Pour Airwallex, les stablecoins ne sont plus une question théorique de "savoir s'ils sont utiles", mais une question stratégique de "faut-il occuper une position".
Si les stablecoins continuent de se développer, les clients entreprises pourraient à l'avenir avoir besoin non seulement de comptes multidevises traditionnels, mais aussi de comptes en stablecoins ; non seulement d'encaissements bancaires locaux, mais aussi de règlements sur chaîne en dollars.

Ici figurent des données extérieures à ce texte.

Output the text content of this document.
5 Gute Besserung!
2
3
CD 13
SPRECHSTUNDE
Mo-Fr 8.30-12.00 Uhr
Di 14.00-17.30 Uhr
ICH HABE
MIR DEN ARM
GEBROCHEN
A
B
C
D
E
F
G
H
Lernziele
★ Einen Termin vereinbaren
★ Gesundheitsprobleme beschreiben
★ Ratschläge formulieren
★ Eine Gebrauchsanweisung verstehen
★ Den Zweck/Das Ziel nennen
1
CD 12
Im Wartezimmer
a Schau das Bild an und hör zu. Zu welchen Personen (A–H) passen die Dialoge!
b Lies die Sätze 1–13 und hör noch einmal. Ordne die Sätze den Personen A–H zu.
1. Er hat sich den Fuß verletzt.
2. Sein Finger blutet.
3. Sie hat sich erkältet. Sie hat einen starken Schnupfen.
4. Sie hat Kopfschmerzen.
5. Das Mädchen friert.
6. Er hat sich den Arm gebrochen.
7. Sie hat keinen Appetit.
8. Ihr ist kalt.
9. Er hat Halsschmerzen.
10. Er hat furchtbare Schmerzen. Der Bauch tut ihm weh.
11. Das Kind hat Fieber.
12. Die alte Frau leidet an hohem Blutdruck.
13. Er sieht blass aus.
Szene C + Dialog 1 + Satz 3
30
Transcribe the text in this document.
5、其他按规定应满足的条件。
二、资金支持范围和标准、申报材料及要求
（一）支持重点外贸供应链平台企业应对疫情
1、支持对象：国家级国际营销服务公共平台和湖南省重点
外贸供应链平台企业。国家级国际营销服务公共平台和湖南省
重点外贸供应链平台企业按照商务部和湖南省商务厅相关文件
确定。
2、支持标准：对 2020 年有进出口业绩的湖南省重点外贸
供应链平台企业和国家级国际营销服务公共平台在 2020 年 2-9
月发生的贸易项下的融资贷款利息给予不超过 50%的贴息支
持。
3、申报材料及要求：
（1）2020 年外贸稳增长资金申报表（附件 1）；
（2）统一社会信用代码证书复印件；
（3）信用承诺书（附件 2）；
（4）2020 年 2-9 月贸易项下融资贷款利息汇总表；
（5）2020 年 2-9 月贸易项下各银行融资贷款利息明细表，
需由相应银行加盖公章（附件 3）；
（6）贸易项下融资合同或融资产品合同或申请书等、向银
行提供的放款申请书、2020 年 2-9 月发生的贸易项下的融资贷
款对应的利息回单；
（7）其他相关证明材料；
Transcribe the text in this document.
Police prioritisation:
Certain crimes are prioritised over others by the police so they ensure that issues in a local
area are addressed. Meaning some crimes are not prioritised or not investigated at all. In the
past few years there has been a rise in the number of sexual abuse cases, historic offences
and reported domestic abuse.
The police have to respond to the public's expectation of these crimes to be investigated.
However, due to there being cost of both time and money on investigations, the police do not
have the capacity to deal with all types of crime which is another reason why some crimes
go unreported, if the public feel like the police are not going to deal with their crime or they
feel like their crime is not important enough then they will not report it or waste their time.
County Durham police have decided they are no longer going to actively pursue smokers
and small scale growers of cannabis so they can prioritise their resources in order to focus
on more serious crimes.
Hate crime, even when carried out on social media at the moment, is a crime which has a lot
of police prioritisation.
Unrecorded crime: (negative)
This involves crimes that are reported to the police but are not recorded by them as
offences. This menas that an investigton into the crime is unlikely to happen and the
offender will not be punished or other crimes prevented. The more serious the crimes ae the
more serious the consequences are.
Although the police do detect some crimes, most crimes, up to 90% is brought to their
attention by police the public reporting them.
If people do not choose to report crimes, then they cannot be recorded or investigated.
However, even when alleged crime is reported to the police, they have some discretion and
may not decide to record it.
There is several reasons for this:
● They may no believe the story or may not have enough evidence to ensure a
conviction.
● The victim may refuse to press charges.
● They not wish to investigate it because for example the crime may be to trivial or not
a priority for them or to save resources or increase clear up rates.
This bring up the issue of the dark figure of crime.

Cela modifierait les frontières concurrentielles des sociétés de paiement. Autrefois, elles rivalisaient sur les licences, les réseaux bancaires locaux, les coûts de change et les capacités API. À l'avenir, elles devront également rivaliser sur le règlement en stablecoins, la conformité sur chaîne, les infrastructures de portefeuille, la gestion de la liquidité sur chaîne, etc.
C'est pourquoi l'investissement d'Airwallex dans Metal ne relève pas d'une soudaine "foi dans les cryptos", mais plutôt d'un achat anticipé d'un billet d'entrée pour une nouvelle table de jeu. Airwallex peut continuer à questionner le rapport coût-efficacité des stablecoins dans les couloirs des devises G10, mais il ne peut ignorer les opportunités structurelles qu'ils offrent dans les marchés émergents, la finance d'entreprise et le règlement sur chaîne.
Il y a un an, Jack Zhang demandait : "À quoi servent réellement les stablecoins ?"
Un an plus tard, le fait qu'Airwallex mène l'investissement dans Metal donne cette réponse : "Au moins, cela vaut la peine d'investir, il ne faut pas rester en dehors à regarder."